Post-Scientific Museum of Geology
Formulation of New Realism through Ambiguous Object
Speculating Enlightenment and Romanticism, Central Park at 86th St. W., New York
Mario J. Romanach Fellowship, excellence in design
Published in Pressing Matter III
PennDesign Core Studio IV
Advisor: Ferda Kolatan
Collaborator: Bumjin Park
What sets Geology apart from other sciences is that it subjects to ambiguity rather than specificity. Geological matters are a series of formless and countless phenomena whereas biological matters, for instance, are fixed to a specific form and function. Our illustrations of fruits, human figures or insects are always similar to one another because they have that specificity.
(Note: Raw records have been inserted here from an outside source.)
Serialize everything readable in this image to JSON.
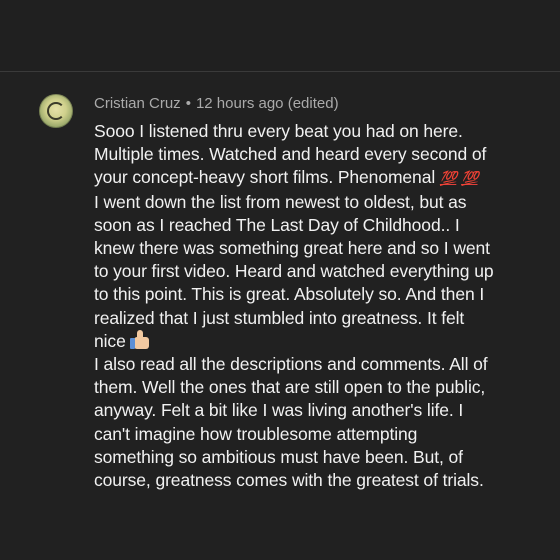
{
  "comment": {
    "author": "Cristian Cruz",
    "separator": "•",
    "time": "12 hours ago",
    "edited": "(edited)",
    "lines": [
      "Sooo I listened thru every beat you had on here.",
      "Multiple times. Watched and heard every second of",
      "your concept-heavy short films. Phenomenal",
      " I went down the list from newest to oldest, but as",
      "soon as I reached The Last Day of Childhood.. I",
      "knew there was something great here and so I went",
      "to your first video. Heard and watched everything up",
      "to this point. This is great. Absolutely so. And then I",
      "realized that I just stumbled into greatness. It felt",
      "nice",
      "I also read all the descriptions and comments. All of",
      "them. Well the ones that are still open to the public,",
      "anyway. Felt a bit like I was living another's life. I",
      "can't imagine how troublesome attempting",
      "something so ambitious must have been. But, of",
      "course, greatness comes with the greatest of trials."
    ],
    "emoji_hundred": "💯",
    "emoji_hundred_2": "💯",
    "icons": {
      "hundred": "hundred-points-emoji",
      "thumb": "thumbs-up-emoji"
    }
  },
  "colors": {
    "background": "#212121",
    "meta_text": "#aaaaaa",
    "body_text": "#f1f1f1",
    "emoji_red": "#e0403a"
  }
}
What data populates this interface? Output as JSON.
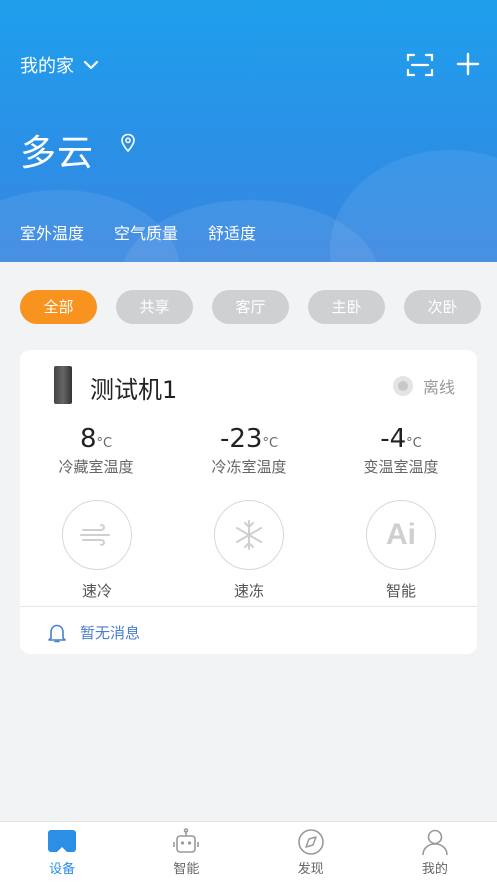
{
  "header": {
    "home_label": "我的家",
    "weather": "多云",
    "metrics": [
      "室外温度",
      "空气质量",
      "舒适度"
    ]
  },
  "filters": [
    "全部",
    "共享",
    "客厅",
    "主卧",
    "次卧"
  ],
  "device": {
    "name": "测试机1",
    "status": "离线",
    "temps": [
      {
        "value": "8",
        "unit": "°C",
        "label": "冷藏室温度"
      },
      {
        "value": "-23",
        "unit": "°C",
        "label": "冷冻室温度"
      },
      {
        "value": "-4",
        "unit": "°C",
        "label": "变温室温度"
      }
    ],
    "modes": [
      {
        "icon": "wind-icon",
        "label": "速冷"
      },
      {
        "icon": "snowflake-icon",
        "label": "速冻"
      },
      {
        "icon": "ai-icon",
        "label": "智能",
        "icon_text": "Ai"
      }
    ],
    "message": "暂无消息"
  },
  "nav": [
    {
      "icon": "device-icon",
      "label": "设备",
      "active": true
    },
    {
      "icon": "robot-icon",
      "label": "智能"
    },
    {
      "icon": "compass-icon",
      "label": "发现"
    },
    {
      "icon": "user-icon",
      "label": "我的"
    }
  ],
  "colors": {
    "primary": "#2b8fe6",
    "accent": "#f7931e",
    "chip_inactive": "#cfd0d2"
  }
}
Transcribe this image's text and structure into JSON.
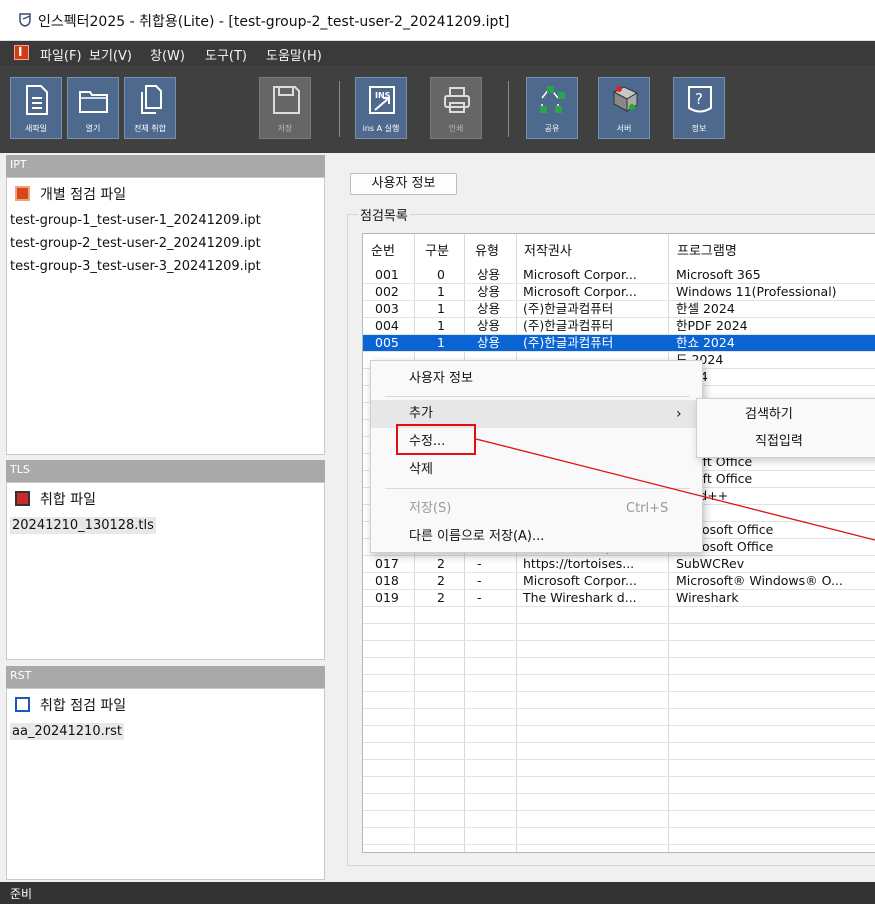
{
  "window": {
    "title": "인스펙터2025 - 취합용(Lite) - [test-group-2_test-user-2_20241209.ipt]"
  },
  "menu": [
    "파일(F)",
    "보기(V)",
    "창(W)",
    "도구(T)",
    "도움말(H)"
  ],
  "toolbar": {
    "buttons": [
      {
        "label": "새파일",
        "icon": "new-file-icon",
        "enabled": true
      },
      {
        "label": "열기",
        "icon": "open-folder-icon",
        "enabled": true
      },
      {
        "label": "전체 취합",
        "icon": "merge-files-icon",
        "enabled": true
      },
      {
        "label": "저장",
        "icon": "save-icon",
        "enabled": false
      },
      {
        "label": "ins A 실행",
        "icon": "run-ins-icon",
        "enabled": true
      },
      {
        "label": "인쇄",
        "icon": "print-icon",
        "enabled": false
      },
      {
        "label": "공유",
        "icon": "share-network-icon",
        "enabled": true
      },
      {
        "label": "서버",
        "icon": "server-icon",
        "enabled": true
      },
      {
        "label": "정보",
        "icon": "info-icon",
        "enabled": true
      }
    ]
  },
  "panels": {
    "ipt": {
      "header": "IPT",
      "type_label": "개별 점검 파일",
      "icon_letter": "I",
      "files": [
        "test-group-1_test-user-1_20241209.ipt",
        "test-group-2_test-user-2_20241209.ipt",
        "test-group-3_test-user-3_20241209.ipt"
      ]
    },
    "tls": {
      "header": "TLS",
      "type_label": "취합 파일",
      "icon_letter": "T",
      "files": [
        "20241210_130128.tls"
      ]
    },
    "rst": {
      "header": "RST",
      "type_label": "취합 점검 파일",
      "icon_letter": "R",
      "files": [
        "aa_20241210.rst"
      ]
    }
  },
  "main": {
    "user_info_button": "사용자 정보",
    "list_label": "점검목록",
    "columns": [
      "순번",
      "구분",
      "유형",
      "저작권사",
      "프로그램명"
    ],
    "rows": [
      {
        "no": "001",
        "cat": "0",
        "type": "상용",
        "vendor": "Microsoft Corpor...",
        "program": "Microsoft 365"
      },
      {
        "no": "002",
        "cat": "1",
        "type": "상용",
        "vendor": "Microsoft Corpor...",
        "program": "Windows 11(Professional)"
      },
      {
        "no": "003",
        "cat": "1",
        "type": "상용",
        "vendor": "(주)한글과컴퓨터",
        "program": "한셀 2024"
      },
      {
        "no": "004",
        "cat": "1",
        "type": "상용",
        "vendor": "(주)한글과컴퓨터",
        "program": "한PDF 2024"
      },
      {
        "no": "005",
        "cat": "1",
        "type": "상용",
        "vendor": "(주)한글과컴퓨터",
        "program": "한쇼 2024"
      },
      {
        "no": "",
        "cat": "",
        "type": "",
        "vendor": "",
        "program": "드 2024"
      },
      {
        "no": "",
        "cat": "",
        "type": "",
        "vendor": "",
        "program": "2024"
      },
      {
        "no": "",
        "cat": "",
        "type": "",
        "vendor": "",
        "program": ""
      },
      {
        "no": "",
        "cat": "",
        "type": "",
        "vendor": "",
        "program": ""
      },
      {
        "no": "",
        "cat": "",
        "type": "",
        "vendor": "",
        "program": ""
      },
      {
        "no": "",
        "cat": "",
        "type": "",
        "vendor": "",
        "program": "rosoft Office"
      },
      {
        "no": "",
        "cat": "",
        "type": "",
        "vendor": "",
        "program": "rosoft Office"
      },
      {
        "no": "",
        "cat": "",
        "type": "",
        "vendor": "",
        "program": "rosoft Office"
      },
      {
        "no": "",
        "cat": "",
        "type": "",
        "vendor": "",
        "program": "epad++"
      },
      {
        "no": "",
        "cat": "",
        "type": "",
        "vendor": "",
        "program": "udio"
      },
      {
        "no": "015",
        "cat": "2",
        "type": "-",
        "vendor": "Microsoft Corpor...",
        "program": "Microsoft Office"
      },
      {
        "no": "016",
        "cat": "2",
        "type": "-",
        "vendor": "Microsoft Corpor...",
        "program": "Microsoft Office"
      },
      {
        "no": "017",
        "cat": "2",
        "type": "-",
        "vendor": "https://tortoises...",
        "program": "SubWCRev"
      },
      {
        "no": "018",
        "cat": "2",
        "type": "-",
        "vendor": "Microsoft Corpor...",
        "program": "Microsoft® Windows® O..."
      },
      {
        "no": "019",
        "cat": "2",
        "type": "-",
        "vendor": "The Wireshark d...",
        "program": "Wireshark"
      }
    ],
    "selected_row_index": 4
  },
  "context_menu": {
    "user_info": "사용자 정보",
    "add": "추가",
    "edit": "수정...",
    "delete": "삭제",
    "save": "저장(S)",
    "save_shortcut": "Ctrl+S",
    "save_as": "다른 이름으로 저장(A)..."
  },
  "submenu": {
    "search": "검색하기",
    "direct_input": "직접입력"
  },
  "status": {
    "text": "준비"
  },
  "colors": {
    "selection": "#0a64d4",
    "annotation": "#e01010",
    "toolbar_button": "#4d6a8e"
  }
}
This is the same for any mathematical equations. However, when we are asked to depict geological matters, the depiction differs significantly from one another. Geological matters are always in fluctuation and parts of a larger whole, for instance, from a pebble to a rock to a crevasse of crust.
We see incalculable repetition and tectonics among seams, surfaces, volumes, masses, et al. This proposal for a post-scientific museum for Geology is thus focused on articulating, not mimicking, the very nature of geology through repetitive tectonic of varying surface and volume conditions. It encourages the geological phenomena rather than conventional museum exhibitions. The exterior envelope articulates the scars or seams that link the surfaces with different condition and informs the interior activities as well. The interior is a reconstitution of crevasse, chasm, gorge, prairie, et al. that has emerged from tracing the rock we have chosen to study. We only traced the information from rock and assigned museum functions and structure to the resulting formation.